I felt suddenly alert and full of adrenaline. My taste-buds were dancing on my tongue, I felt them buzzing, doing back-flips, practicing their trapeze stunts, victorious, I told you so, I told you so, I told you so! Give us more, put us back to work, LOOK WHAT WE CAN DO! Their merriment was making my head swim, but Victoria was talking again, so I struggled to ignore my epiphany and hear what she was telling me.
“…problem is converting what you taste into simpler images that guests can relate to.” She handed me a wine book with a page of vocabulary dog-eared, like a grandmother would hand her granddaughter a crumbling photo album. This contains my life and all of its passions. Read it, respect it, and use its knowledge wisely.

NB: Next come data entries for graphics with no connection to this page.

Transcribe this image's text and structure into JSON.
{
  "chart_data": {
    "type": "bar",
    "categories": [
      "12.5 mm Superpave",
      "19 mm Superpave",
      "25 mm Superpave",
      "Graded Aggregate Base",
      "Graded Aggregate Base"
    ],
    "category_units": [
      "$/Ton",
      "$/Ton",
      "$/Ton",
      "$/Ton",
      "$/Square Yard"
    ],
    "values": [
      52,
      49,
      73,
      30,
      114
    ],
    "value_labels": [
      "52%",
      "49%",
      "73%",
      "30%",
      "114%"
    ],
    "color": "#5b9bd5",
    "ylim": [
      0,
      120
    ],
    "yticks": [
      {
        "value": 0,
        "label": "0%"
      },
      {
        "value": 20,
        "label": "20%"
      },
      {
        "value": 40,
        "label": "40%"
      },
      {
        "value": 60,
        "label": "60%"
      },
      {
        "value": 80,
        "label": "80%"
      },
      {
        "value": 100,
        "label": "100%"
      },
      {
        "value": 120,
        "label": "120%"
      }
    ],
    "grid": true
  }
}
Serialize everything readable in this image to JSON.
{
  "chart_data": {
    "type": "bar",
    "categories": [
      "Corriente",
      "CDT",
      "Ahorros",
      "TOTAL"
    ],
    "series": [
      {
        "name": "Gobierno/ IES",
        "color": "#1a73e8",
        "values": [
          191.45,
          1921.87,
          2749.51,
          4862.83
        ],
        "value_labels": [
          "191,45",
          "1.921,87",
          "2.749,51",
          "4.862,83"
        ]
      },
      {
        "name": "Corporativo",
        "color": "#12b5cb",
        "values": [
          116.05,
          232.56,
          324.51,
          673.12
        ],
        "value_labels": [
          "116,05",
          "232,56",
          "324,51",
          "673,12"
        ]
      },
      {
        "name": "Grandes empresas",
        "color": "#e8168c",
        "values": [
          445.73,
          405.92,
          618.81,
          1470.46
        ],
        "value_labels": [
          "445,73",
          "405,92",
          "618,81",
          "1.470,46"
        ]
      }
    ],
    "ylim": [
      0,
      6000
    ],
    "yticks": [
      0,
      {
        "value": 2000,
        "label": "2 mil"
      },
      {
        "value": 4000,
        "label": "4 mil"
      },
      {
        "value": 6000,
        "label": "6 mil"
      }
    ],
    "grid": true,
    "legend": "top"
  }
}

She gave me homework. I had to take home an ounce or two of four of our wines-by-the-glass to taste and describe in my own words, and then try to convert my descriptions into winespeak, via the book.
That night, and through subsequent lessons with Victoria, I was able to deconstruct my palate’s involuntary free-associations. I learned that when I thought I tasted gerbils, what I really tasted was the cedar barrels the wine was aged in, or, the cedar wood chips that we put in our gerbil’s cage when I was a kid. “Purple flowers and Christmas” became “hints of lavender, pine, clove, and cinnamon,” while “hotel breakfast” revealed itself as “a chardonnay with toasty notes, prevalent apricot flavor, and a buttery finish” – the Days Inn English muffins that I used to covet on vacations. I realized that when a wine made me picture a car-ride home from a restaurant with my family, I was tasting the peppermint that I always grabbed at the cashier station. When I tasted quarters, it meant the wine was aged in steel instead of wood. A Nero D’Avola that tasted like “mushroom pizza with raisins,” became “an earthy wine, with essence of stewed tomatoes and cooked fruit,” while in my memories, the phrase “freakishly imaginative tongue,” became “acute sense of taste.”
Once able to distinguish flavors with ease, the rest of the learning process was simple. I soon learned to pick out what I tasted from what I smelled, and added a few more fancy words to my repertoire, like “effervescent” for “slightly bubbly” and “quince” for “apple.” I began to pick up glasses of wine with more confidence, with a tighter grip on its collar, and give the clear, silent demand as I swirled it: “SPEAK!” And it does speak now, in actual sentences, and now that I’ve gotten to know its language, in a very attractive voice. Every glass of wine whispers sweet nothings in my ears, telling me it’s type, region, aging process, what the weather was like just before it was picked, and what other plants it neighbored. The process is uncanny, sometimes creepily accurate, and was an illicitly premature gift that collected clicks of the tongue among strictly law-abiding citizens before I turned twenty-one.
But being reunited with my taste buds is comforting and liberating. In college I’ve had to learn to when and how to subdue them (a little scalding hot tea before Buffalo Mash night usually does the trick) but I’ve found a use for my precocious little papillae here, too — “That one’s Natty, that one’s Coors, that one’s PBR, and that one’s Budweiser. Pay up!”